Yeşilçam'ın efsane ismi Cüneyt Arkın yakın zamanda hayata gözlerini yummuştu. Unutulmaz oyuncu Cüneyt Arkın'ın ölüm haberi ise sevenlerini gözyaşlarına boğmuştu.
Usta oyuncu Cüneyt Arkın rahatsızlanarak Beşiktaş, Ulus'ta bulunan özel bir hastanede tedavi altına alınmıştı. 85 yaşındaki oyuncu burada hayatını kaybetmişti.
Arkın'ın vefat ettiği hastaneden yapılan açıklamada, "Türk sinemasının değerli oyuncusu Sayın Cüneyt Arkın kalbinin durması sebebiyle ambulansla geldiği Liv Hospital'da bütün yeniden canlandırma çabalarına rağmen hayatını kaybetti. Liv Hospital Ailesi olarak Türk sinemasının dev oyuncusunu kaybetmenin üzüntüsü içindeyiz. Cüneyt Arkın'ın ailesine ve tüm sevenlerine baş sağlığı diliyoruz" denilmişti.

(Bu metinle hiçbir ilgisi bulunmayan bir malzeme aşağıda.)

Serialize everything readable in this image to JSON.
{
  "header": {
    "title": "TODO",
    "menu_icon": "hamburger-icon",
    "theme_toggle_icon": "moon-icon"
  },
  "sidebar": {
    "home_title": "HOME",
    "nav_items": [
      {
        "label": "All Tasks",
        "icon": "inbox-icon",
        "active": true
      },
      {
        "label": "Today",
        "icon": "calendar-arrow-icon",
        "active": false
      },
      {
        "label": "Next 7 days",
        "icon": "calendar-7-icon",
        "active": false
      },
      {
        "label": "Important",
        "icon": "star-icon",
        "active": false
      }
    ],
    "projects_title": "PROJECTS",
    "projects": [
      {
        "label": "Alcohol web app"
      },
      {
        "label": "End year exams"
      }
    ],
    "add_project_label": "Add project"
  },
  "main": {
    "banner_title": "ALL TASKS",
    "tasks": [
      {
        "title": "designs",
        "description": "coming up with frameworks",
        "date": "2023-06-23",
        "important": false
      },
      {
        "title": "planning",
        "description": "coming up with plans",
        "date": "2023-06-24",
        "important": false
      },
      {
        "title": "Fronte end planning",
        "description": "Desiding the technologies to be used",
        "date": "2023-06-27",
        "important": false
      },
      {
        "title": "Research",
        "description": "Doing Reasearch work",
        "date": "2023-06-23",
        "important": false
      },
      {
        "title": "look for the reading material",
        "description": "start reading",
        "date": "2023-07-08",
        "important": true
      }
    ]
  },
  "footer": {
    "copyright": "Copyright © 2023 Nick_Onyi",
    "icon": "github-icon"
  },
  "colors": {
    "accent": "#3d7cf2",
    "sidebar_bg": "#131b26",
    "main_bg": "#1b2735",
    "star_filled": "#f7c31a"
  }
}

Arkın, Teşvikiye Camii'nde öğle namazını müteakip kılınan cenaze töreninin ardından Zincirlikuyu mezarlığında son yolculuğuna uğurlanmıştı.
Gerçek adıyla Fahrettin Cüreklibatır olan Cüneyt Arkın, geride birbirinden unutulmaz filmlerini bıraktı.
Cüneyt Arkın'ın Murat Arkın, Filiz Canlı ve Kaan Cüreklibatır adında 3 çocuğu bulunuyor.
Yeşilçam'ın efsane oyuncusu Cüneyt Arkın'ın ailesi bayrama ne yazık ki buruk girdi.
Cüneyt Arkın'ın gelini Aslı Cüreklibatur Instagram paylaşımıyla herkesi duygulandırdı.
Aslı Cüreklibatur paylaştığı bu gönderisinin altına, "Her bayram kutlamaya gittiğimizde aynı dilekleri dilerdi. Sevenler kavuşsun, dargınlar barışsın, hastalar iyileşsin, çocuklar gülsün" yazdığı mesajla yürek burktu.
Cüneyt Arkın'ın gelininin paylaşımının altına ise, "Allah rahmet eylesin mekanı cennet olsun" yorumları geldi.
Öte yandan Cüneyt Arkın'ın, ilk evliliğini yaptığı Güler Mocan'dan olan kızı Filiz Canlı'ya, yıllar önce yazdığı mektup ise yeniden gündeme gelmişti.
Arkın, kızına şu satırlarla seslenmişti:
Canım yavrum Filiz'im. Sana bunları yazmamın bir sebebi var. Bugün 10 Mart 1968, Kurban Bayramı'nın birinci günü. Bugün yine annen seni bana göstermedi. Telefonları yüzüme kapatıyor, mektuplarımı okumuyor. Senden ayrılalı iki ay oldu. Seni bin yıl görmemiş gibi özledim. Artık tatlı yüzün, yavaş yavaş hafızamdan siliniyor. Göğsüme dokunan o küçücük elinin sıcaklığı azaldı. Günlerdir cehennemin dibindeymiş gibi acılar içindeyim. Bin kere adını fısıldadım. Bin kere Allah'a dua ettim seni bana göstersin diye. Korkular içinde sana geldim. Bana kapıyı açmayacaklarını bile bile.
Eve karı-koca iki dostumu gönderdim. Ben de köşede bekledim. Kadın hamileydi, yüzü çilli, şefkatli bir çocuk beklemenin mutluluğu içindeydi. Ama benim kadar korku içindeydiler. Teyzelerin onları kovmuş. Annen seni pencereden olsun görmeme razı olmamış. Sen teyzenin kucağındaymışsın, mavi dantelli bir elbisen varmış. Tatlı tatlı gülüyormuşsun. Yaramazlık yapıp utanıyor sonra başını saklıyormuşsun. Bir babadan çocuğunu hangi kuvvet ayırır. Buna hangi yürek razı olur?